His process for having the computer decide on which move to make was a minimax procedure, based on an evaluation function of a given chess position. Shannon gave a rough example of an evaluation function in which the value of the black position was subtracted from that of the white position. Material was counted according to the usual chess piece relative value (1 point for a pawn, 3 points for a knight or bishop, 5 points for a rook, and 9 points for a queen). He considered some positional factors, subtracting ½ point for each doubled pawn, backward pawn, and isolated pawn; mobility was incorporated by adding 0.1 point for each legal move available.
Shannon's maxim
Shannon formulated a version of Kerckhoffs' principle as "The enemy knows the system". In this form it is known as "Shannon's maxim".
Miscellaneous
Shannon also contributed to combinatorics and detection theory.

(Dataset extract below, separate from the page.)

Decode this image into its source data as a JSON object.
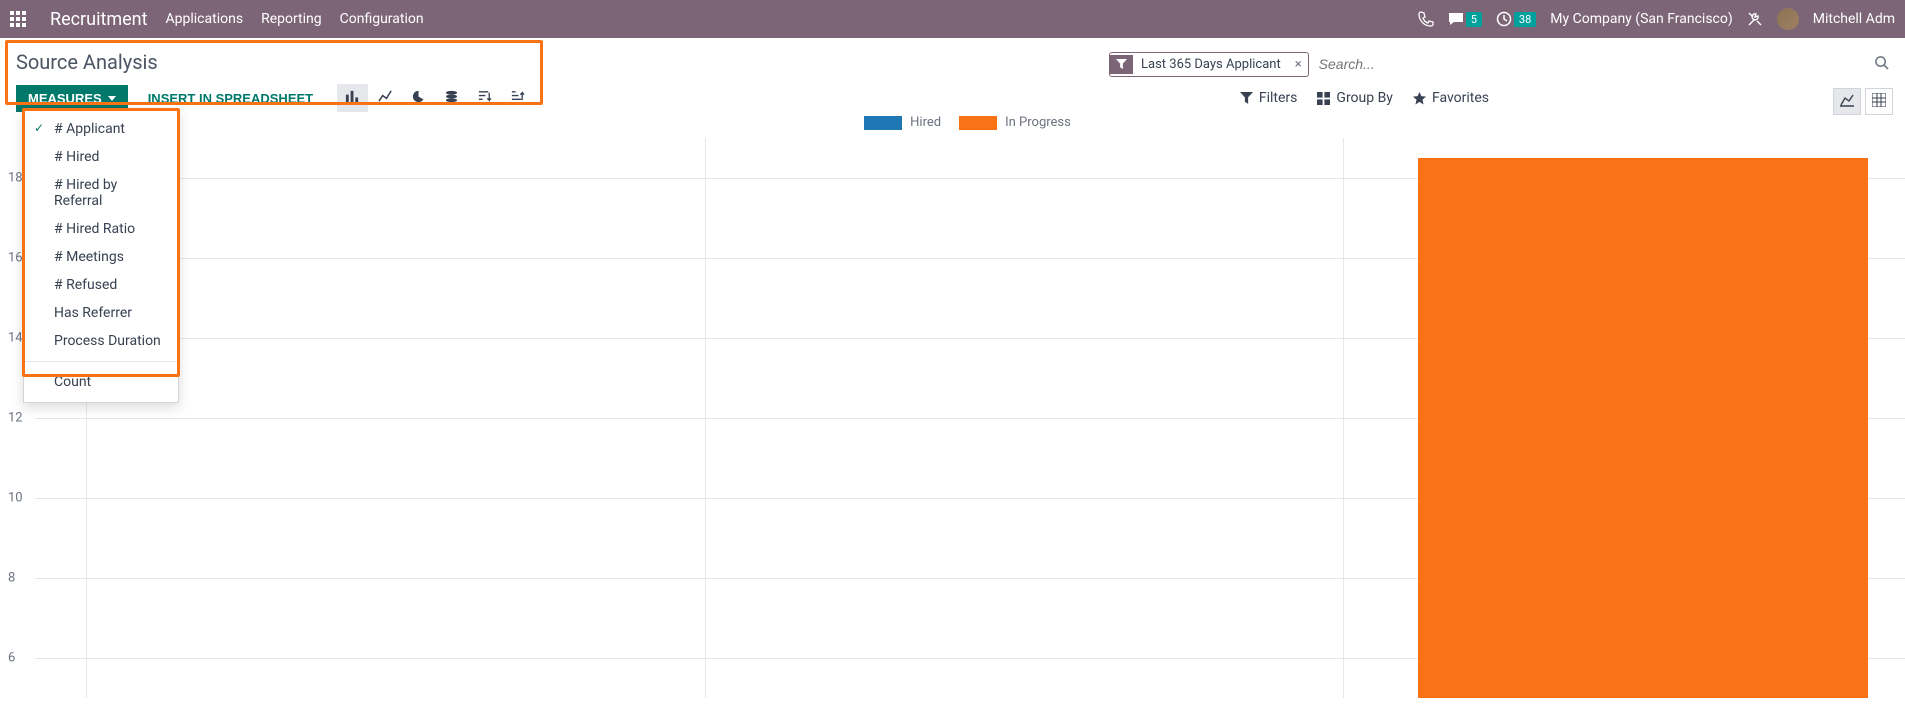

His 1948 paper introduced many tools used in combinatorics. He did work on detection theory in 1944, with his work being one of the earliest expositions of the “matched filter” principle.
He was known as a successful investor who gave lectures on investing. A report from Barron's on August 11, 1986, detailed the recent performance of 1,026 mutual funds, and Shannon achieved a higher return than 1,025 of them. Comparing the portfolio of Shannon from the late 1950s to 1986, to Warren Buffett's of 1965 to 1995, Shannon had a return of about 28% percent, compared to 27% for Buffett. One such method of Shannon's was labeled Shannon's demon, which was to form a portfolio of equal parts cash and a stock, and rebalance regularly to take advantage of the stock's randomly jittering price movements. Shannon reportedly long thought of publishing about investing, but ultimately did not, despite giving multiple lectures. He was one of the first investors to download stock prices, and a snapshot of his portfolio in 1981 was found to be $582,717.50, translating to $1.5 million in 2015, excluding another one of his stocks.
Commemorations
Shannon centenary
This section needs to be updated. Please help update this article to reflect recent events or newly available information. (April 2016) |
The Shannon centenary, 2016, marked the life and influence of Claude Elwood Shannon on the hundredth anniversary of his birth on April 30, 1916. It was inspired in part by the Alan Turing Year. An ad hoc committee of the IEEE Information Theory Society including Christina Fragouli, Rüdiger Urbanke, Michelle Effros, Lav Varshney and Sergio Verdú, coordinated worldwide events. The initiative was announced in the History Panel at the 2015 IEEE Information Theory Workshop Jerusalem and the IEEE Information Theory Society newsletter.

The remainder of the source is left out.